Polar

Michel Bussi

Les Assassins de l'aube

✒ Christelle Le Botlan

(Librairie Un livre sur l'étagère, Châteaubourg)

Dans Les Assassins de l’aube, Michel Bussi, l’auteur-géographe rouennais, transpose son art du twist en Guadeloupe et renoue ainsi avec son goût pour les îles lointaines, pour notre plus grand plaisir !

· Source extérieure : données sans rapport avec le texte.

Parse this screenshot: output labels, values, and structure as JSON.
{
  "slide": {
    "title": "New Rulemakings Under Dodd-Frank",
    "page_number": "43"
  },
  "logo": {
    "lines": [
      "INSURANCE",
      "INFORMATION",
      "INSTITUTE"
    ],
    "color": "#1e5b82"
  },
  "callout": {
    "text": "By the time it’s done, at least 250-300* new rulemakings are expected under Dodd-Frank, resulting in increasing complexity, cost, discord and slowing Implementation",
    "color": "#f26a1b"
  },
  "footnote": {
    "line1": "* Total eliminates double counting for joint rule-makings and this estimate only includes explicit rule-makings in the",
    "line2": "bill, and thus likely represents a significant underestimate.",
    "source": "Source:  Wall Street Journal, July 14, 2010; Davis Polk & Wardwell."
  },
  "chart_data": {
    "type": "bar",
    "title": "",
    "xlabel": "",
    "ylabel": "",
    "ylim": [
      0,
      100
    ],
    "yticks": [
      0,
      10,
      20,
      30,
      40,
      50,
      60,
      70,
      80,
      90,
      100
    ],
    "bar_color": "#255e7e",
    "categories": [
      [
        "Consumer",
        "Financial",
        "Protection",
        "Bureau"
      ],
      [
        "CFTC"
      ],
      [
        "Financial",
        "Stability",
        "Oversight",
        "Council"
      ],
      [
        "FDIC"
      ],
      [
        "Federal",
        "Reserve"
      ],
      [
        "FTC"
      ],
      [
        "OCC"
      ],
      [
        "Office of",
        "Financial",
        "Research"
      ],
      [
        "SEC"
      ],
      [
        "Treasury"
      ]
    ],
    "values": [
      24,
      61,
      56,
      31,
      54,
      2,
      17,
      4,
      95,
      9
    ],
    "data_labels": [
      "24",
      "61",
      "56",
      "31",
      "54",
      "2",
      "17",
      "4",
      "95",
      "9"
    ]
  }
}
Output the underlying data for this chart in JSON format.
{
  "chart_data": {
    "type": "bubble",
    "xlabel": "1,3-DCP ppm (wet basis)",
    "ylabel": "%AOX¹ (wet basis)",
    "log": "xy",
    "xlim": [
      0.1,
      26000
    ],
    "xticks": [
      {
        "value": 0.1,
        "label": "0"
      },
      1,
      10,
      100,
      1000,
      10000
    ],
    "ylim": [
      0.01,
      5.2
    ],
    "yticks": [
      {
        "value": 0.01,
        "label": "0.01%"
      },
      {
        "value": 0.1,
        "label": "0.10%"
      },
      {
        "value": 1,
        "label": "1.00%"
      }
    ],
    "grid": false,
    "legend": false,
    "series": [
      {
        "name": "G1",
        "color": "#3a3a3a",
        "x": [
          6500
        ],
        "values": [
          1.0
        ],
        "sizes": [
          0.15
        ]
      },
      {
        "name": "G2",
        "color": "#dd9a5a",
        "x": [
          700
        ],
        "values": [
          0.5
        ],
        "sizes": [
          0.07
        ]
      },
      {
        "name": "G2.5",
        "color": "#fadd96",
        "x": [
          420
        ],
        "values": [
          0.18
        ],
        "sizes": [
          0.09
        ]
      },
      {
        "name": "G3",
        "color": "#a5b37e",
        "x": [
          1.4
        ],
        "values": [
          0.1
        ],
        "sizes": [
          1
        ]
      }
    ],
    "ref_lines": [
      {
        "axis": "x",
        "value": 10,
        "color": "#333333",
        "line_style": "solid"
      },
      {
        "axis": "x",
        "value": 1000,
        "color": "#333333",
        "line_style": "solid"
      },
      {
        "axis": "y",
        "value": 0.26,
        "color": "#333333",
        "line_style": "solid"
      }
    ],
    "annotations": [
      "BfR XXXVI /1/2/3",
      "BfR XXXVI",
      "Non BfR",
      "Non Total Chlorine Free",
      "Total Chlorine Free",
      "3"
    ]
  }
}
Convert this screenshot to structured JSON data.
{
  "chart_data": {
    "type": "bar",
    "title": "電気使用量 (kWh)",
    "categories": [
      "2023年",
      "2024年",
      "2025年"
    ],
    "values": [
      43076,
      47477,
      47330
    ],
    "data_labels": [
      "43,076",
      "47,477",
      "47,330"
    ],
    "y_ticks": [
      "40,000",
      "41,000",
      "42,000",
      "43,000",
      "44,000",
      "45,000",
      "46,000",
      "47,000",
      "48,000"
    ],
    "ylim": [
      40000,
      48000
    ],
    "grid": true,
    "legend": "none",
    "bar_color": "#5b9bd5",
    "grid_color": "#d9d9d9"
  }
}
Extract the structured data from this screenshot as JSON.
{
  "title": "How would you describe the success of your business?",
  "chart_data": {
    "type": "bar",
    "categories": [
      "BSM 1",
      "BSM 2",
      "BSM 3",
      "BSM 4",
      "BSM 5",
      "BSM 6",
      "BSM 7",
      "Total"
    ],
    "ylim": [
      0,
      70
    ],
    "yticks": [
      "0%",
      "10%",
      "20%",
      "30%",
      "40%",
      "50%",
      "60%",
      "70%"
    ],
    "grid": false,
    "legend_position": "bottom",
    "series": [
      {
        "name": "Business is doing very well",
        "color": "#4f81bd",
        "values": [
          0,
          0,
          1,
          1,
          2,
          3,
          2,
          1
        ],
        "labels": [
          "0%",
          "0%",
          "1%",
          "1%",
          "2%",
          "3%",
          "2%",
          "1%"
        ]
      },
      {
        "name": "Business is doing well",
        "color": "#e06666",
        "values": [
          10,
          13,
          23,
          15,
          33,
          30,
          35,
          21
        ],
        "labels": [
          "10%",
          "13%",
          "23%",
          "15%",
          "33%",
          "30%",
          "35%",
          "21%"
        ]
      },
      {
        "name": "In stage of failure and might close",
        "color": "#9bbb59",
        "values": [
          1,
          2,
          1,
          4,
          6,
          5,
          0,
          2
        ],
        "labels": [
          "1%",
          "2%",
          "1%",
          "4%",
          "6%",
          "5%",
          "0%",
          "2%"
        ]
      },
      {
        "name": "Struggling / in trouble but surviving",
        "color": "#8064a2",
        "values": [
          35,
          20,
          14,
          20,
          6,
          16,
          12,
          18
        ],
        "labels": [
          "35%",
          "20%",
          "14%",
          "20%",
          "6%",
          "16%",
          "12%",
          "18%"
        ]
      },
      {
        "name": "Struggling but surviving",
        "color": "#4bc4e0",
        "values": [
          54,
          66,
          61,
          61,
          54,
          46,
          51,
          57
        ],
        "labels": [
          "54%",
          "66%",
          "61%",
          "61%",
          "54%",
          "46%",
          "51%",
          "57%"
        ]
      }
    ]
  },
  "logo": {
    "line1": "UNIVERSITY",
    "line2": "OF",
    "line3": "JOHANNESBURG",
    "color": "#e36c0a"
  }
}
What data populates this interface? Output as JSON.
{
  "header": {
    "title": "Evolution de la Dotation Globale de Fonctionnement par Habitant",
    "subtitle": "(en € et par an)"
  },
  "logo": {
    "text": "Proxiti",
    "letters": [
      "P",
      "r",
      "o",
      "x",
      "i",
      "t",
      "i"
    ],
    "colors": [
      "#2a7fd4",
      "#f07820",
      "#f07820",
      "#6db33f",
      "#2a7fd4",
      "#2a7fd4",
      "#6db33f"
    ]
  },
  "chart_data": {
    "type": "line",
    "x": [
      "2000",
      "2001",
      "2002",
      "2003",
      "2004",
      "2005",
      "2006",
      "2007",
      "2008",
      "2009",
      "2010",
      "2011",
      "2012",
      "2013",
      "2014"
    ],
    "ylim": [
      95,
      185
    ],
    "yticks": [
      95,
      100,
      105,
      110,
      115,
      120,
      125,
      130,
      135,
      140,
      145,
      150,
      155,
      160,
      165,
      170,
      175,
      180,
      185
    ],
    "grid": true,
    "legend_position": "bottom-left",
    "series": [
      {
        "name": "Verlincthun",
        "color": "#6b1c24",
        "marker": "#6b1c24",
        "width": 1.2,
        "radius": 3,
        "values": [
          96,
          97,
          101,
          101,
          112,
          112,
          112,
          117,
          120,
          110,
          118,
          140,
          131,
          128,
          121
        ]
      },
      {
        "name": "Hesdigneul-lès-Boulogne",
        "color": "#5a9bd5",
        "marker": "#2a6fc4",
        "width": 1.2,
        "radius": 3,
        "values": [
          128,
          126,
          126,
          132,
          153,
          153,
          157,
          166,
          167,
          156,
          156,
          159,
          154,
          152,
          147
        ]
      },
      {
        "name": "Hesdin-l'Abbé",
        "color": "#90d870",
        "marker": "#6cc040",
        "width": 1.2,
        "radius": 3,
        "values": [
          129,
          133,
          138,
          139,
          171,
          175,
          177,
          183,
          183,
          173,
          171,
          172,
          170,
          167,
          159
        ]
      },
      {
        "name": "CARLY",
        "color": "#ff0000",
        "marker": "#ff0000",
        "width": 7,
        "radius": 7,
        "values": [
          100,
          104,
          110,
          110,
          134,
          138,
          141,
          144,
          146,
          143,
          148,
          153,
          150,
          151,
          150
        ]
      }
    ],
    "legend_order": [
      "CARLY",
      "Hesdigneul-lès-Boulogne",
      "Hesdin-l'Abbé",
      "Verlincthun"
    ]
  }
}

Grande-Terre, Le Gosier, la Soufrière, Grand-cul-de-sac-marin… autant de lieux qui convoquent des images paradisiaques, de soleil, d’eaux translucides et de couleurs chatoyantes. Pourtant, pour l’équipe de Valéric Kancel, c’est bien d’un cauchemar qu’il s’agit. Un, puis deux puis trois corps harponnés en plein cœur sont curieusement mis en scène sur des lieux de mémoire fortement symboliques pour l’île au passé esclavagiste. Les victimes apparaissent sans lien entre elles et de surcroît étrangères à l’île. Il n’en faut pas plus pour que les esprits s'échauffent, attisés par des articles de presse cinglants. Les ronds-points se remplissent de manifestants et affolent le sous-préfet Valentin Lecocu, déjà peu acclimaté aux particularismes de l’île. Épaulé par son adjointe, Marjolène Dos Santos, et le capitaine de la DZPJ, Amiel Ouassou, le commandant Kancel, chabin de retour sur sa terre natale, est sommé de résoudre l’affaire fissa pour ramener le calme. Autour de ce suspens central gravite une myriade de thématiques sociétales, politiques et historiques nous offrant un regard riche et multiple sur ce petit bout de terre des Antilles. Tour à tour, s’égrènent les questions autour de la colonisation, de l’esclavage, de la persistance des croyances, des traditions pour le meilleur comme pour le pire, mais aussi des causes plus universelles comme l’homophobie, les violences faites aux femmes, la solidarité ou le pardon, sous le haut patronage d’Aimé Césaire et son poème Nouvelle Bonté. Le romancier n’a enfin pu retenir quelques coups de griffes au monde économique, décrivant les appétits immobiliers et le sur-tourisme comme autant de formes d’exploitations modernes. L’écriture efficace de Michel Bussi fonctionne à plein régime et réussit le pari de nous dépayser, nous divertir et nous cultiver.